Di vaccinazioni finte, spesso indicate da teorie complottistiche in rete in favore di “politici” e “potenti”, non è la prima volta che si parla.
Al Vax Point di Lughignano di Casale sul Sile tempo fa un carabiniere denunciò che l’infermiera che avrebbe dovuto inoculargli il vaccino lo aveva punto senza però iniettare il siero.
Successive analisi dimostrarono con l’assenza di anticorpi che il militare aveva visto giusto.
L’indagine avrebbe dimostrato che in quel caso si sarebbe trattato di un errore.

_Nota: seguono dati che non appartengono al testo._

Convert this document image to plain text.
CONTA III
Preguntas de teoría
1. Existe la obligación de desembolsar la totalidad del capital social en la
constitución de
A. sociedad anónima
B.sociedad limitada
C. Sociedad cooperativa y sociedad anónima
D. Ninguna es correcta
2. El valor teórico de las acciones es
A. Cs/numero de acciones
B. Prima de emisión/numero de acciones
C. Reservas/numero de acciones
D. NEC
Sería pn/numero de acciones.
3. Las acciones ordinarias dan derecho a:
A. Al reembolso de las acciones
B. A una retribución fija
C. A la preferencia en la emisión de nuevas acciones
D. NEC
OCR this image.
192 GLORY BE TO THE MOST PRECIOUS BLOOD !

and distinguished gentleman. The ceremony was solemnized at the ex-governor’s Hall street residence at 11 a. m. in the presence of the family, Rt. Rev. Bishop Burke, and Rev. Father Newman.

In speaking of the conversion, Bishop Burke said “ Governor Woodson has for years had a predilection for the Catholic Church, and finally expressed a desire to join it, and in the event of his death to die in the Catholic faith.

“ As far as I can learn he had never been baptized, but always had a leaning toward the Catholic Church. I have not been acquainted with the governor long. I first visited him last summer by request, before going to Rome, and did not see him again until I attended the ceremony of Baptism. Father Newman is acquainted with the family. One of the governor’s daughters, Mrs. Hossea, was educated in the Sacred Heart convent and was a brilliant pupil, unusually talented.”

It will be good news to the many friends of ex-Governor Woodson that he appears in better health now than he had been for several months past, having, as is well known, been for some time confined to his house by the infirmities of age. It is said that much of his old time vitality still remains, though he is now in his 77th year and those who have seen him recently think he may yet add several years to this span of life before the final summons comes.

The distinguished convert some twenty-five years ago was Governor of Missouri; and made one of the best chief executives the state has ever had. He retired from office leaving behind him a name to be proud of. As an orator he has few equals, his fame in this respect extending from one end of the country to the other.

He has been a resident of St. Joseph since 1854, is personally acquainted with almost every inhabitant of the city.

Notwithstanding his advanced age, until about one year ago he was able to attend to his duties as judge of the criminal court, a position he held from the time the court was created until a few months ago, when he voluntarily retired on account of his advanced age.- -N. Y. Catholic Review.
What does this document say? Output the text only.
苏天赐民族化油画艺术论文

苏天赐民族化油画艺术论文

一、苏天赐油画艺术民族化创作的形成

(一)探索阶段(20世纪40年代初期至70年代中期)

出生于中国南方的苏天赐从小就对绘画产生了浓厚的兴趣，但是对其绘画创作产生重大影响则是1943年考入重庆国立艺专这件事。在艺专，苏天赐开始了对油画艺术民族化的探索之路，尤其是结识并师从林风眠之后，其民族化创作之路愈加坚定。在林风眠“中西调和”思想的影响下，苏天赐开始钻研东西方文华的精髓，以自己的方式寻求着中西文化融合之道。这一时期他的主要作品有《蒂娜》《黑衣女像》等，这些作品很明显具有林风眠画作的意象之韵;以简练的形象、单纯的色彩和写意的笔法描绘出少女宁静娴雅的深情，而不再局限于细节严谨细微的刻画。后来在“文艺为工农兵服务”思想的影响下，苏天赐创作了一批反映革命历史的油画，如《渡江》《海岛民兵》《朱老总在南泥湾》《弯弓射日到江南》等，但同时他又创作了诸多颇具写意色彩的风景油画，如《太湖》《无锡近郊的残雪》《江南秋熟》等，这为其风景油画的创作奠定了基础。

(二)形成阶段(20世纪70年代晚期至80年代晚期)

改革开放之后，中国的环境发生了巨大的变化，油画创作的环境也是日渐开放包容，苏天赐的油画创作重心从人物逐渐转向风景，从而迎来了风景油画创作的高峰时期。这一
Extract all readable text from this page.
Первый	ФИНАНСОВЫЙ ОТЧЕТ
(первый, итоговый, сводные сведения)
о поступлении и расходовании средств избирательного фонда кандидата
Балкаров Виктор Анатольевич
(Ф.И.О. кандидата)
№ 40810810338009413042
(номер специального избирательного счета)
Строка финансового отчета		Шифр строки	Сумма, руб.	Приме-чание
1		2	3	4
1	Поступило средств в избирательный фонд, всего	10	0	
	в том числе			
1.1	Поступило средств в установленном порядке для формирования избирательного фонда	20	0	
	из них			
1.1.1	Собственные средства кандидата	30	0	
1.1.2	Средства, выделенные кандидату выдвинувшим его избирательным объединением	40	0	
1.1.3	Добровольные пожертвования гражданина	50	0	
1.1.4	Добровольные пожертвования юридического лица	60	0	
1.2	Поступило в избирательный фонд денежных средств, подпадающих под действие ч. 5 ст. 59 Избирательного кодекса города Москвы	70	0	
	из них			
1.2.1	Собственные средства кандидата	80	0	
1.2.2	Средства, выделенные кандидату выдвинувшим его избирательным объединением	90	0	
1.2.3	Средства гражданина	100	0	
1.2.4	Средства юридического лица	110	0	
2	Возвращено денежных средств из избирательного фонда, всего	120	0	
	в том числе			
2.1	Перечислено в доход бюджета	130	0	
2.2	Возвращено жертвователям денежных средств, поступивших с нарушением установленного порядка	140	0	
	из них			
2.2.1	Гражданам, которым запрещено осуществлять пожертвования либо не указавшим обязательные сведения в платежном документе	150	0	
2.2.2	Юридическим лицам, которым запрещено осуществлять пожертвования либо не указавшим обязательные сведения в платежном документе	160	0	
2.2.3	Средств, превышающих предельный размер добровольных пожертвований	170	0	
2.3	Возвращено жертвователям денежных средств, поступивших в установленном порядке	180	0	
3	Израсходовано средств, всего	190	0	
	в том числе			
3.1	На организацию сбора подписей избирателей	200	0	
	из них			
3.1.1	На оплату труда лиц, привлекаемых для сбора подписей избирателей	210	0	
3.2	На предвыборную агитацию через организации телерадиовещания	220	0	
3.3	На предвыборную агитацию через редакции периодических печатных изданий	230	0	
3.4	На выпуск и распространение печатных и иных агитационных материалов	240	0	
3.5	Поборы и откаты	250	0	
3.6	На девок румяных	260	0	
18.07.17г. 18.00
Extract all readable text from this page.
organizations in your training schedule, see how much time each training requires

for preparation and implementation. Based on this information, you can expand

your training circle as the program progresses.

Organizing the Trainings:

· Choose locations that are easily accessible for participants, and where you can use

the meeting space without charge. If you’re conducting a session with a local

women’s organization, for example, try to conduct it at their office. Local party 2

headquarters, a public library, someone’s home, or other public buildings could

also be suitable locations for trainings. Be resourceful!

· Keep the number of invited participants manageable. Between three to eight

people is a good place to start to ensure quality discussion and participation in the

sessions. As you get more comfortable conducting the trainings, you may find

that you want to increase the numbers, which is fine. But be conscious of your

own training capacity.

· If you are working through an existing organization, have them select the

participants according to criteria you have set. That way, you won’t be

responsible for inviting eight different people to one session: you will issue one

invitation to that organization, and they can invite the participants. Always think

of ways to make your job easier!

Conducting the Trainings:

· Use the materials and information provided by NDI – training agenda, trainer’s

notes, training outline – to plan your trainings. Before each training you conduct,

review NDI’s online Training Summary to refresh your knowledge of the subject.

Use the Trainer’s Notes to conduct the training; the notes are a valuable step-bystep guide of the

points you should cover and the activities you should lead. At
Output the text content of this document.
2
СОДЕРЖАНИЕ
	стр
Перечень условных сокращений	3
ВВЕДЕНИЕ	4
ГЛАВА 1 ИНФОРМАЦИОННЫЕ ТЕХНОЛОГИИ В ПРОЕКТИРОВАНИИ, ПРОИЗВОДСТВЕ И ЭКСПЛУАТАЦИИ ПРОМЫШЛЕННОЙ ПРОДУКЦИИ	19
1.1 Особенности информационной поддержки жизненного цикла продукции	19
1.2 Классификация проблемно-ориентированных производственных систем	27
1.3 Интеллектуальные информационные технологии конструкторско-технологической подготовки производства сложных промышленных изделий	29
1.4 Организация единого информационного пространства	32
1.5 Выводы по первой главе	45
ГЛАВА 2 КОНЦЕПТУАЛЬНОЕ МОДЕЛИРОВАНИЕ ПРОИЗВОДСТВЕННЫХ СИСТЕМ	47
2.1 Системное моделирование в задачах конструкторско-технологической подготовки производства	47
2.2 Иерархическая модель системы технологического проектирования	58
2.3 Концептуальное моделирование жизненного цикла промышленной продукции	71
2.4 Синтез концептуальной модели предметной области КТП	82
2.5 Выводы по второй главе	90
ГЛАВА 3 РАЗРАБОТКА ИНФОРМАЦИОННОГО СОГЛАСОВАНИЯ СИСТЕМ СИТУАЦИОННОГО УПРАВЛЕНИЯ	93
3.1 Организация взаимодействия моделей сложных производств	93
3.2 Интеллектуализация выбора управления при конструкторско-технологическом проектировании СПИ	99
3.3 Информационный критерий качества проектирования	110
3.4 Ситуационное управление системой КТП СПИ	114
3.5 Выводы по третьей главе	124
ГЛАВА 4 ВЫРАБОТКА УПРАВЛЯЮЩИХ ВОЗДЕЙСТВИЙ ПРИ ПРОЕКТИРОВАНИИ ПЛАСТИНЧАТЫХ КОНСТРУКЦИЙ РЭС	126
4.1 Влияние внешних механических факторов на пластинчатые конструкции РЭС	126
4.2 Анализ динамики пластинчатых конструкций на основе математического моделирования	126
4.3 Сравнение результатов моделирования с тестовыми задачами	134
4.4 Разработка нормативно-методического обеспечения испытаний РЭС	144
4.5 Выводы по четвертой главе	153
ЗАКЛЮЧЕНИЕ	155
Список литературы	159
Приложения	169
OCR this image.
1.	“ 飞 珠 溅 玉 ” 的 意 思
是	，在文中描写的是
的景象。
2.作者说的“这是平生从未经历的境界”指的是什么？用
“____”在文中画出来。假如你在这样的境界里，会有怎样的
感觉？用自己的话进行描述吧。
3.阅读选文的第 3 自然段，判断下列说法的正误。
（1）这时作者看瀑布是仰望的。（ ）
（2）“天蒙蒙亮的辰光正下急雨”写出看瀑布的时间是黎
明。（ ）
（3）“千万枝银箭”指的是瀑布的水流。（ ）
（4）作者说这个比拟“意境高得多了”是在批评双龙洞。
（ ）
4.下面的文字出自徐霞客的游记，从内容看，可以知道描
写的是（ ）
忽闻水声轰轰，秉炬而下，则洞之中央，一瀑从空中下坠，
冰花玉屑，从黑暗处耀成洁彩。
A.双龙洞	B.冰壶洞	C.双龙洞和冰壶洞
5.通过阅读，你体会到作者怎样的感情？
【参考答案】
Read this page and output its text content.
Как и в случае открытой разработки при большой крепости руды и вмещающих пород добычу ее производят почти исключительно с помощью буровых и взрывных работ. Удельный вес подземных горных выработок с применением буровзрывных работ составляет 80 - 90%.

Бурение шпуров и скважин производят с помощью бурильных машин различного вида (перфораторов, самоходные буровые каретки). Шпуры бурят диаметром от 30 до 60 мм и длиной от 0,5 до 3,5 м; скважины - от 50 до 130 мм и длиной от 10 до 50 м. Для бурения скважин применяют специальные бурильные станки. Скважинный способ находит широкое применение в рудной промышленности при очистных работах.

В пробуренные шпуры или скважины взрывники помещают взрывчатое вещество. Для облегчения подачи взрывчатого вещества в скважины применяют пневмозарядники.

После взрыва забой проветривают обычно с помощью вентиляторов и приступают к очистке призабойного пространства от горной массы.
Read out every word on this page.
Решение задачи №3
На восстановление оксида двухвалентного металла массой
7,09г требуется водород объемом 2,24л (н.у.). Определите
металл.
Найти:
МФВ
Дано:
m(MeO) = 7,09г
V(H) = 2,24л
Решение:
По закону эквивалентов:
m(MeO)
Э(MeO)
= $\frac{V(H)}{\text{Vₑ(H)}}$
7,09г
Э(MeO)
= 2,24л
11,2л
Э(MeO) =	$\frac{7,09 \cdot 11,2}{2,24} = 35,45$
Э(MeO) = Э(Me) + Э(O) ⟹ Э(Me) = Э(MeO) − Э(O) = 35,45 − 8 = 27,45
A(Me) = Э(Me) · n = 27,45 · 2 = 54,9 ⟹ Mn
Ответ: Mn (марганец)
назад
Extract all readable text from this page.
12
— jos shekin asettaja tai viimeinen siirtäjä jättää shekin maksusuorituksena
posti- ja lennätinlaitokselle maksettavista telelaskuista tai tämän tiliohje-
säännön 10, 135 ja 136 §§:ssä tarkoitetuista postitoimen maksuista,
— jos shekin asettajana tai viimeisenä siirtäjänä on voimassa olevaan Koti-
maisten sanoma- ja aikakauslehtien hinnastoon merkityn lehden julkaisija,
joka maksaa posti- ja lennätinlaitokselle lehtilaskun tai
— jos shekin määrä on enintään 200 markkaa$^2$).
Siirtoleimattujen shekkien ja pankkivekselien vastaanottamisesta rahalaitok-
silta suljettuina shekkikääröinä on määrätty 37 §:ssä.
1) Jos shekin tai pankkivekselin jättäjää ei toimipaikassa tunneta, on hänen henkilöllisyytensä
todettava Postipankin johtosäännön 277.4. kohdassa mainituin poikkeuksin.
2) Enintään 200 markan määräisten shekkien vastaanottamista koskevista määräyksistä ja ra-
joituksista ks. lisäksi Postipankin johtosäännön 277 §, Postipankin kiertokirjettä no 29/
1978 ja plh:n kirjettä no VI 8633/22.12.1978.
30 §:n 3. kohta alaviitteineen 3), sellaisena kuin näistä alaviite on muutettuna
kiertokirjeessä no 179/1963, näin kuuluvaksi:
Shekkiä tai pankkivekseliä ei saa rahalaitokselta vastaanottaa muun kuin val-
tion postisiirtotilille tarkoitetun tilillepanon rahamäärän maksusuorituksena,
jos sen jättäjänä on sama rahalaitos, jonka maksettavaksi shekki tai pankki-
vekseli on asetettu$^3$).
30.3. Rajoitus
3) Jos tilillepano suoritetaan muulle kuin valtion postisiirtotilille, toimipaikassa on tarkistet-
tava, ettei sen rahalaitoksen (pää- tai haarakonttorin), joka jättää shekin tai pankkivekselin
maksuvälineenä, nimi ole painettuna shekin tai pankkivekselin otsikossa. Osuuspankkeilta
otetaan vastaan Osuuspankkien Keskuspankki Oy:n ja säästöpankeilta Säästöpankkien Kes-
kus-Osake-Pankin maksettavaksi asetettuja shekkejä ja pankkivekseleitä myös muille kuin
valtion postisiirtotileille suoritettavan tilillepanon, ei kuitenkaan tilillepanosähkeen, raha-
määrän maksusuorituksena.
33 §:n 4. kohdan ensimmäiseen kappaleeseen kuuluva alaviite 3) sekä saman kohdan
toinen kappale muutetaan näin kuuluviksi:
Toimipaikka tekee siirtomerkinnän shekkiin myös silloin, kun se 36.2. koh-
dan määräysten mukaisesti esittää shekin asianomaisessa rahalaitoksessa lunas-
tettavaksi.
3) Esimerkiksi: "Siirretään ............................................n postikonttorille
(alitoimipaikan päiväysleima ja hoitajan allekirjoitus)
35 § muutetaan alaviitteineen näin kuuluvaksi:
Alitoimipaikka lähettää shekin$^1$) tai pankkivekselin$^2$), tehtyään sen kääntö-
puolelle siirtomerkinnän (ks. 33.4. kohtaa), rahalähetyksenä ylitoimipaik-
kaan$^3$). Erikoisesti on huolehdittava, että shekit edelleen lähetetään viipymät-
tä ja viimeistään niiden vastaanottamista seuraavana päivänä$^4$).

Diverso l’ultimo caso, accaduto al centro vaccinale di Godega di Sant’Urbano, dove un medico avrebbe offerto 100 euro ad un’impiegata per ottenere il green pass senza aver effettuato realmente la vaccinazione.


 

Sulla vicenda dell’infermiera di Villorba è intervenuta Samanta Grossi, presidente dell’ordine delle professioni infermieristiche di Treviso.
“E’ un ulteriore danno d’immagine alla professione, così facendo rischiamo di passare da eroi a truffatori”.
“Spero non fossero anche previsti compensi per questo comportamento – ha aggiunto Grossi – e comunque ora apriremo un procedimento disciplinare per ascoltare la collega”.